We ran another PCR for MicA, MicF, OmpA, OmpF, and Hfq. We also ran two controls for the experiment: one without polymerase and one without template. Their uL amounts were replaced with dH2O. The procedure we followed:

  • 10X Buffer 5.0 uL
  • Pfu Turbo DNA Polymerase 0.4 uL
  • Primer Forward 0.5 uL
  • Primer Reverse 0.5 uL
  • dNTP 1.0 uL
  • Template (MG1655) 0.5 uL
  • dH2O 42.1 uL
  • Total= 50 uL

A master mix instead of adding each of those amounts to each tube.
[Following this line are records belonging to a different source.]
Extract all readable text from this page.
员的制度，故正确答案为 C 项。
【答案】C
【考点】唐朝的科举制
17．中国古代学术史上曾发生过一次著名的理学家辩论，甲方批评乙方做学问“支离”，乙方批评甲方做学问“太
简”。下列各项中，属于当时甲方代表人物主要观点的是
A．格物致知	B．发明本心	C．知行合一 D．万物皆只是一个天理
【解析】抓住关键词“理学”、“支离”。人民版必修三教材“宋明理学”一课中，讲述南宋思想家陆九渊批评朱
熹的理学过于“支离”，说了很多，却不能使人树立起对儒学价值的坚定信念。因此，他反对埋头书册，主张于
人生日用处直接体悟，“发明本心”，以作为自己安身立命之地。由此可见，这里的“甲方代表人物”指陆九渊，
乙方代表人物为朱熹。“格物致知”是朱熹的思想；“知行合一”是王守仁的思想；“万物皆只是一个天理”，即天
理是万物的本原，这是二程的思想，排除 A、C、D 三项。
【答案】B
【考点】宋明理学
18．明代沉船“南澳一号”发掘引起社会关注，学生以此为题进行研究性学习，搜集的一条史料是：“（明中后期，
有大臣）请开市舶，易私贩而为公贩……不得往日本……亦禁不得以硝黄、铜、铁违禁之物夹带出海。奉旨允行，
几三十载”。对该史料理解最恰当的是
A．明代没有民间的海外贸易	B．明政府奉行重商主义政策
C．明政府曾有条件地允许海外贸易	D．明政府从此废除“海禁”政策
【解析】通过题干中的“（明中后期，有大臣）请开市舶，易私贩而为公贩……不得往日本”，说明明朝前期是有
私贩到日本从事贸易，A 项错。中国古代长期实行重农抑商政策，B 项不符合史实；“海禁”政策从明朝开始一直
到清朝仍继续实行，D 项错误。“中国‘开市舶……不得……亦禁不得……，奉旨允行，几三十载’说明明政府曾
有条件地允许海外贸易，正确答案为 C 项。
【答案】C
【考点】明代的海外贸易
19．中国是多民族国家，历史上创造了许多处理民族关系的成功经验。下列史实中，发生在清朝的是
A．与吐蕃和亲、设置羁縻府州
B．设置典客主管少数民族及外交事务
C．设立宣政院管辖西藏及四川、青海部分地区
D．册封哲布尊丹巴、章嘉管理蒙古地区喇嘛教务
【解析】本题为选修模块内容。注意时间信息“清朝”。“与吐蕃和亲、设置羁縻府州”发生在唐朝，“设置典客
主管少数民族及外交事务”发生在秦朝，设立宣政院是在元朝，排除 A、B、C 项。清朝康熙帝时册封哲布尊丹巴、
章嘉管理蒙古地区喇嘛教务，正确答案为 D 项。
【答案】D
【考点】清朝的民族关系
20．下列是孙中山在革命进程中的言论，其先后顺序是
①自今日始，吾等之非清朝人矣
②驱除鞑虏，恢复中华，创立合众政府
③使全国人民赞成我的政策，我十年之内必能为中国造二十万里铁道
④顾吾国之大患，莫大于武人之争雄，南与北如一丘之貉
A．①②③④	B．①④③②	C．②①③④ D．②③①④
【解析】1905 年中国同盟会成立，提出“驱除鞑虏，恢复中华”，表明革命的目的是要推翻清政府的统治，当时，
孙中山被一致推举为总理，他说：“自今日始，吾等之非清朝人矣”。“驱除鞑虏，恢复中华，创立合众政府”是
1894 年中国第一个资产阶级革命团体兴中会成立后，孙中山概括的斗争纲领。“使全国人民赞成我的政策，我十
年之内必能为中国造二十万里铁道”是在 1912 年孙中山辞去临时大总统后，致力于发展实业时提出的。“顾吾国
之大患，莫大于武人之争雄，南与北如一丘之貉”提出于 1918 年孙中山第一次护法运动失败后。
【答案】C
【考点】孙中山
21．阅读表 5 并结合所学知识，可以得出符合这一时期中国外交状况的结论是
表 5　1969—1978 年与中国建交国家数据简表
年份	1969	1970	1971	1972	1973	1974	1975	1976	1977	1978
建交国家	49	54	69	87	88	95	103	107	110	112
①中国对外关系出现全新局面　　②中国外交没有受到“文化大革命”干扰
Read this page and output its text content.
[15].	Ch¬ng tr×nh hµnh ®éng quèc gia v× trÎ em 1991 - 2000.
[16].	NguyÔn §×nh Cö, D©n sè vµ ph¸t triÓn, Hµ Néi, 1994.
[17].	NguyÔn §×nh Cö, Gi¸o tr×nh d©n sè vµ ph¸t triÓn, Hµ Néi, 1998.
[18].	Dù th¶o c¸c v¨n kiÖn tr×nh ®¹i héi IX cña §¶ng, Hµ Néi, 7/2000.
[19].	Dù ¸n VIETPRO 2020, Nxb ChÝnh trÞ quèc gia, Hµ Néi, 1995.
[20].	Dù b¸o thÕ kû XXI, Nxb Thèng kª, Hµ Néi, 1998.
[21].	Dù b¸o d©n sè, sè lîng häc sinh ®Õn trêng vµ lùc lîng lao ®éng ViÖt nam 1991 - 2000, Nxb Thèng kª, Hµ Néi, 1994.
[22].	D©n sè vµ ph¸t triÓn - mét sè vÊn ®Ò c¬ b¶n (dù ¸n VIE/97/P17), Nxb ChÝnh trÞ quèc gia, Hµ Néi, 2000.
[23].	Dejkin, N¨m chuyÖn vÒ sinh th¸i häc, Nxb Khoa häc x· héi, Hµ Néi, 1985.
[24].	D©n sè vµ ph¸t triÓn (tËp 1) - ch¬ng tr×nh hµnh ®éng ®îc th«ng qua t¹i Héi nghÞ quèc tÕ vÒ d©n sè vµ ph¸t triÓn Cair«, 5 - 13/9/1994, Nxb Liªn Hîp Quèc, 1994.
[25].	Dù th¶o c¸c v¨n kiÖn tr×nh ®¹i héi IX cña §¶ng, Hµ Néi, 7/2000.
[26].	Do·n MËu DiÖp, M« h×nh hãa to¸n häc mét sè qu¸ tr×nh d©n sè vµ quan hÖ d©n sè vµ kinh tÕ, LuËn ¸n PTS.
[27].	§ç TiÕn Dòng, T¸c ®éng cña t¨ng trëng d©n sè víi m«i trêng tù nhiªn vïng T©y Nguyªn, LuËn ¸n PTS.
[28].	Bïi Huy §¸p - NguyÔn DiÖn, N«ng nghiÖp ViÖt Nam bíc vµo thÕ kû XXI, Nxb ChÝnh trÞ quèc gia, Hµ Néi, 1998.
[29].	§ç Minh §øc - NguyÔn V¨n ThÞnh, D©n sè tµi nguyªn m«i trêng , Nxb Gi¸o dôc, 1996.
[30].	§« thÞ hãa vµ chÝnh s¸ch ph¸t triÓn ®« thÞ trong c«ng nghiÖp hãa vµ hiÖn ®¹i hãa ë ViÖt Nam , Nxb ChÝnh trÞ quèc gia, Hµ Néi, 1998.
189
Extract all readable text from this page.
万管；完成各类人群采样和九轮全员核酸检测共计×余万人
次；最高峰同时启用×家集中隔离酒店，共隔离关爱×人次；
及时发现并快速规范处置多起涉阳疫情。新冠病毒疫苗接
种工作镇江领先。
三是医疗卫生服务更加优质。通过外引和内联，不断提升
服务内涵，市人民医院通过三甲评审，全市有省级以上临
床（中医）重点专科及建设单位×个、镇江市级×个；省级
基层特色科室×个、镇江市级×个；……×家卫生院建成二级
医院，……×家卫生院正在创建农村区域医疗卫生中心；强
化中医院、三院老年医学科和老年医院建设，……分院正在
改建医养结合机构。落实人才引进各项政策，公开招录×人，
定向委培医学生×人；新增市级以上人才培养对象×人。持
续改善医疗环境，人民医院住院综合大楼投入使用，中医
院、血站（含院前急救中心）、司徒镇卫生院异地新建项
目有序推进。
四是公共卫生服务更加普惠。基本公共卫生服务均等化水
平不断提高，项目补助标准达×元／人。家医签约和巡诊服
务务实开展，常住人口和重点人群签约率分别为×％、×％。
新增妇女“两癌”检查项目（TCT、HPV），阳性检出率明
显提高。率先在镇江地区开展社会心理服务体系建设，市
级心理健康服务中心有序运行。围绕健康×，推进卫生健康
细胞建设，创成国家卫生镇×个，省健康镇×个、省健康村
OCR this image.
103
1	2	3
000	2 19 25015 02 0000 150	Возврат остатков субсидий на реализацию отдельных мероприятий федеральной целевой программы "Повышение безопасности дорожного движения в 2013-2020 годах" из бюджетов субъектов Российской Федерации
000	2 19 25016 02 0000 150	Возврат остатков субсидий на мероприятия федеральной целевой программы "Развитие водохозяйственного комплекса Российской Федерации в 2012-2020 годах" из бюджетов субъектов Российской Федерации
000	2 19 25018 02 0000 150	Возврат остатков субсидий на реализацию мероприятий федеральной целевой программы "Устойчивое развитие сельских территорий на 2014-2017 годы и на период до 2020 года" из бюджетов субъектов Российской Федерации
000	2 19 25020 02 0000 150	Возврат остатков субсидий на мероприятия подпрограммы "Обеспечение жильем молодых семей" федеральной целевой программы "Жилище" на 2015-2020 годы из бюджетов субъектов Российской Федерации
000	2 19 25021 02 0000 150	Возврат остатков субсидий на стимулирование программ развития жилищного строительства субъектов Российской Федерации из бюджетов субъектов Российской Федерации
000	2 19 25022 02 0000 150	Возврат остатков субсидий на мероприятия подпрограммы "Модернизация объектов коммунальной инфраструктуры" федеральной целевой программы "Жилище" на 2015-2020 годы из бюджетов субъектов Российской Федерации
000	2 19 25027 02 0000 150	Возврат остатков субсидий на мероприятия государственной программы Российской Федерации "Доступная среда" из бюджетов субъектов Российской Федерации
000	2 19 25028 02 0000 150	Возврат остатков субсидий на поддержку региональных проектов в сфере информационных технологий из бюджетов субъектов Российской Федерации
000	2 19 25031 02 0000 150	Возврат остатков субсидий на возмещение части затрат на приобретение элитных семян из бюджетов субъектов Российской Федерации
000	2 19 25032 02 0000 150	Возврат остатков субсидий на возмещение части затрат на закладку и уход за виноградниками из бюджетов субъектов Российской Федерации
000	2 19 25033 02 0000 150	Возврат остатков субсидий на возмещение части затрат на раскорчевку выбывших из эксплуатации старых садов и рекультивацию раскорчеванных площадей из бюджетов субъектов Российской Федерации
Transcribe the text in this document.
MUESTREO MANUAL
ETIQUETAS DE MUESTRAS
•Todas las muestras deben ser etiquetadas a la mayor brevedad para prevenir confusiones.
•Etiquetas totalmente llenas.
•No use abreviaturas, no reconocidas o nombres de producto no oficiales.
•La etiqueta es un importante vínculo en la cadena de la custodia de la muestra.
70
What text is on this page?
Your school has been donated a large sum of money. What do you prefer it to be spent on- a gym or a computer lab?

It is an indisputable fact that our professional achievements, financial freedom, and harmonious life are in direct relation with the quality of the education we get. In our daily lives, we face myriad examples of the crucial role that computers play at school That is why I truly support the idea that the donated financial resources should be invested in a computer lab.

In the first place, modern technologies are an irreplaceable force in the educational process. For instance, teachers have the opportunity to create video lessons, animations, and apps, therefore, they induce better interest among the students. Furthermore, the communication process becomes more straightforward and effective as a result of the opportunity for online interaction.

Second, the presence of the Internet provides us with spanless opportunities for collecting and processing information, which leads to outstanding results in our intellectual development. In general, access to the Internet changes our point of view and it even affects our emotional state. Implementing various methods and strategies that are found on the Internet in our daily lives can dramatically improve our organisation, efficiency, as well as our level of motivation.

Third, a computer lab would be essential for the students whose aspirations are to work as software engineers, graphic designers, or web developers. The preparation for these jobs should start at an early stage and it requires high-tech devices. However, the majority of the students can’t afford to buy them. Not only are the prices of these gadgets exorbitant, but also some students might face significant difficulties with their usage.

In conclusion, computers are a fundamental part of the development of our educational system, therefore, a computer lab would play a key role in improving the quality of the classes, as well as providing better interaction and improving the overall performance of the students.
The master mix was made as such (MM for 5 RXNs):

  • 10X Buffer 25uL
  • Pfu Turbo DNA Polymerase 2 uL
  • dNTP 5 uL
  • Template (MG1655) 2.5 uL
  • dH2O 210.5 uL

We then ran the PCR at these settings:

  1. 95 C: 5 mins.
  2. 95 C: 30 sec.
  3. 58 C: 30 sec.
  4. 72 C: 1 min.
  5. 4 C: hold
  • Steps 2-4 were repeated 32 cycles.

Once the PCR was complete we ran a gel for the trials.